On Friday evening, the Uttarakhand High Court rejected a plea which called for a stay on the EVM challenge claiming the Election Commission does not have the authority to conduct the event. The high court also barred political parties and others from criticising the use of EVMs in the five state assembly elections "till pending election petitions are decided", a decision that has cast a shadow on the Aam Aadmi Party’s planned parallel hackathon.

   
"The vote machine (EVM) challenge is on as scheduled. It will start at 10 am. The NCP and CPI-M have nominated three representatives each.

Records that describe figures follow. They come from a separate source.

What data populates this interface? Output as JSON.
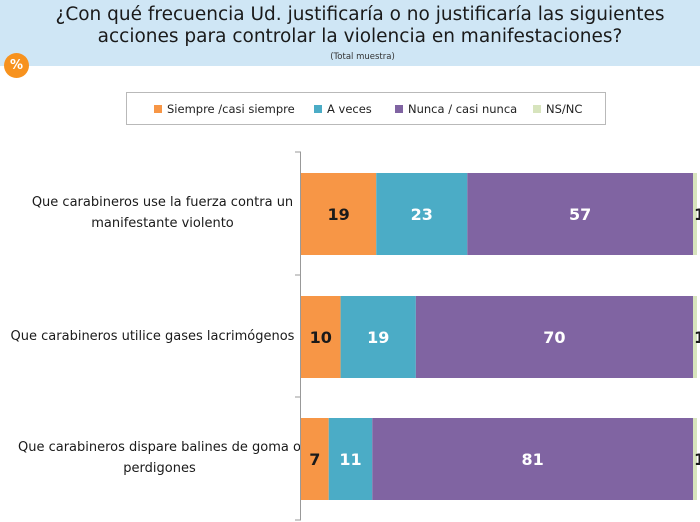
{
  "header": {
    "title": "¿Con qué frecuencia Ud. justificaría o no justificaría las siguientes acciones para controlar la violencia en manifestaciones?",
    "subtitle": "(Total muestra)",
    "badge": "%"
  },
  "colors": {
    "siempre": "#f79646",
    "a_veces": "#4bacc6",
    "nunca": "#8064a2",
    "nsnc": "#d7e4bd",
    "header_bg": "#cfe6f5",
    "badge": "#f7921e"
  },
  "chart_data": {
    "type": "bar",
    "orientation": "horizontal",
    "stacked": true,
    "title": "¿Con qué frecuencia Ud. justificaría o no justificaría las siguientes acciones para controlar la violencia en manifestaciones?",
    "subtitle": "(Total muestra)",
    "xlim": [
      0,
      100
    ],
    "legend_position": "top",
    "categories": [
      "Que carabineros use la fuerza contra un manifestante violento",
      "Que carabineros utilice gases lacrimógenos",
      "Que carabineros dispare balines de goma o perdigones"
    ],
    "series": [
      {
        "name": "Siempre /casi siempre",
        "key": "siempre",
        "values": [
          19,
          10,
          7
        ]
      },
      {
        "name": "A veces",
        "key": "a_veces",
        "values": [
          23,
          19,
          11
        ]
      },
      {
        "name": "Nunca / casi nunca",
        "key": "nunca",
        "values": [
          57,
          70,
          81
        ]
      },
      {
        "name": "NS/NC",
        "key": "nsnc",
        "values": [
          1,
          1,
          1
        ]
      }
    ]
  }
}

The challenge will happen in two separate halls simultaneously," an Election Commission spokesperson said on Friday evening.
   
A two-judge bench of the Uttarakhand High Court, while giving the go ahead for the EVM challenge, frowned at the event nonetheless, observing that it "may influence the outcome of election petitions wittingly or unwittingly".
   
The Election Commission has announced that a total of 14 EVMs will be made available to representatives of Sharad Pawar’s party and the Left, who hope to prove that the Election Commission is wrong and that the equipment used by it can be gamed, as alleged by a series of political parties.
   
At the Election Commission’s event, hackers will get four hours - from 10 am to 2 pm - and access to four machines each. The other EVMs will be kept as back up.
   
The Election Commission has said its challenge has two parts - the hackers will have to prove that the EVMs used in the five states that just voted, including Uttar Pradesh and Punjab, were manipulated to favour a particular candidate or political party by altering the results stored in them. Part Two of the challenge calls for participants to prove that the machines used in the assembly polls were manipulated before or on the day of voting.
   
The participant will be considered "failed" if the EVM stops functioning as a result of its inbuilt defense mechanism against tampering.
   
The participants - three members per party - can "physically examine" EVMs and check circuits, chips and motherboard, but cannot replace any part. Arvind Kejriwal’s party had asked for these restrictions to be removed, claiming it "would not be possible to tamper with the machines without giving people a free hand to do so."
   
Arvind Kejriwal’s party had asked for these restrictions to be removed, claiming it "would not be possible to tamper with the machines without giving people a free hand to do so."
   
At its parallel hackathon, AAP will make available to techies and others a machine that was used by the party in the Delhi Assembly last month in a televised demonstration of its manipulation. The Election Commission said the machine used was a far cry from the real thing and rejected the result.
   
Many parties including the Congress and AAP had alleged that EVMs could be tampered with after the BJP scripted gigantic wins in Uttar Pradesh and Uttarakhand.